So google and Yahoo both sometimes offer “related” searches, in a nice AJAXy popup.
I don’t have time to find an example to show you, but I think most of you have seen it with Google at least. The firefox google opensearch toolbar for instance. I put in “library” and in a popup it suggests “library of congress; librarything; library thing; library journal” etc. Maybe that wasn’t the best example, but sometimes this is useful.
It strikes me that it would be really nice to have a similar feature in our various library search functions (including catalog and federated search?). First thought is, gee, can I just use the Yahoo and/or Google apis to do this? But I seriously doubt that would be consistent with either of their Terms of Service, to use this service for something that has nothing to do with google/yahoo and isn’t going to lead to a search of google/yahoo, but instead use these suggestions for search of our own content.

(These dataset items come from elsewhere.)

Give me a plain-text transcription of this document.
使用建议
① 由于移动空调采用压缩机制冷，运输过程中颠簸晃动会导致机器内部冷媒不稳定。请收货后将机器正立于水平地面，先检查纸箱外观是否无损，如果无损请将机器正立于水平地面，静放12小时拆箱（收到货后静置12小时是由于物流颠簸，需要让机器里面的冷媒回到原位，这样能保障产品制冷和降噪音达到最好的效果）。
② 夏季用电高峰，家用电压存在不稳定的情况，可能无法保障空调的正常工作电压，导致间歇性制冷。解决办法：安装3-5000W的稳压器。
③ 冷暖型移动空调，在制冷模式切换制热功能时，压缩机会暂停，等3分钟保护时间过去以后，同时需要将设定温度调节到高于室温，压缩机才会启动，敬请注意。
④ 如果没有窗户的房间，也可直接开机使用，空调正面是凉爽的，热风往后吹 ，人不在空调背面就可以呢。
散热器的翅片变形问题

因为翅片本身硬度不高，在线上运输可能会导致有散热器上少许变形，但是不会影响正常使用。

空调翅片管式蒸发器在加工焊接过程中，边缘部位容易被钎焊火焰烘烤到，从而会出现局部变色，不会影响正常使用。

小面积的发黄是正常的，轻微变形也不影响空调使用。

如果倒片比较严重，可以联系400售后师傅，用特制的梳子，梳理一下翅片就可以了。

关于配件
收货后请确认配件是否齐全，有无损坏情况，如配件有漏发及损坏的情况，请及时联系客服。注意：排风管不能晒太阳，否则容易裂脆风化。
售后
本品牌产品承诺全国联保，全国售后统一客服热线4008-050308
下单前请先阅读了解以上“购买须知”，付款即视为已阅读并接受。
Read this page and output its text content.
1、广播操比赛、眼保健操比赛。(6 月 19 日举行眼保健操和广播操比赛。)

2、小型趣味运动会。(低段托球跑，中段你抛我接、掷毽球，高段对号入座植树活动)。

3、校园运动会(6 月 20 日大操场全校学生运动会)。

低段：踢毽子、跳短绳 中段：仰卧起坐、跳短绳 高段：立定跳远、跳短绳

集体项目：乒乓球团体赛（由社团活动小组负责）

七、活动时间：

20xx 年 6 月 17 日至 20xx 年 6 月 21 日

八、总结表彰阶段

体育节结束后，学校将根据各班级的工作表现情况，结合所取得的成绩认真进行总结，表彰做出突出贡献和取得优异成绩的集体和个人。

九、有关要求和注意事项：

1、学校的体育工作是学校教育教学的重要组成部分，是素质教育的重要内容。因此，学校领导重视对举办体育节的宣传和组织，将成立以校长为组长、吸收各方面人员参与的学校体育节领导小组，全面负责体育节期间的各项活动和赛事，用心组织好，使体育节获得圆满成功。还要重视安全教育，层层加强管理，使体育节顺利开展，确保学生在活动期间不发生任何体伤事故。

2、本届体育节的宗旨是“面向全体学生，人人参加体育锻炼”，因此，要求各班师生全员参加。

So, that gets me thinking, how do you do this? Obviously Google and Yahoo are coming up with these suggestions by analyzing their own data—either their corpus of indexed stuff, their query logs, or likely a combination of both. Anyone know if there are any public basic algorithms for doing this kind of thing? Anyone have enough “information retrieval” knowledge to hazzard a guess as to what sorts of algorithms are used for this? How would we go about adding this to our own apps?
Update: It also occurs to me that this would be ANOTHER natural service for OCLC to provide. To provide “related search” suggestions well, you need a good corpus and some data mining. OCLC has a giant corpus of not only book metadata, but search query history from their database offerings. An OCLC “search suggestion” API where you give it a query, and it gives you search suggetsions, which you are licensed to use in any search your library has? I’d reccomend my library pay for that, if the price was right. Natural service from OCLC.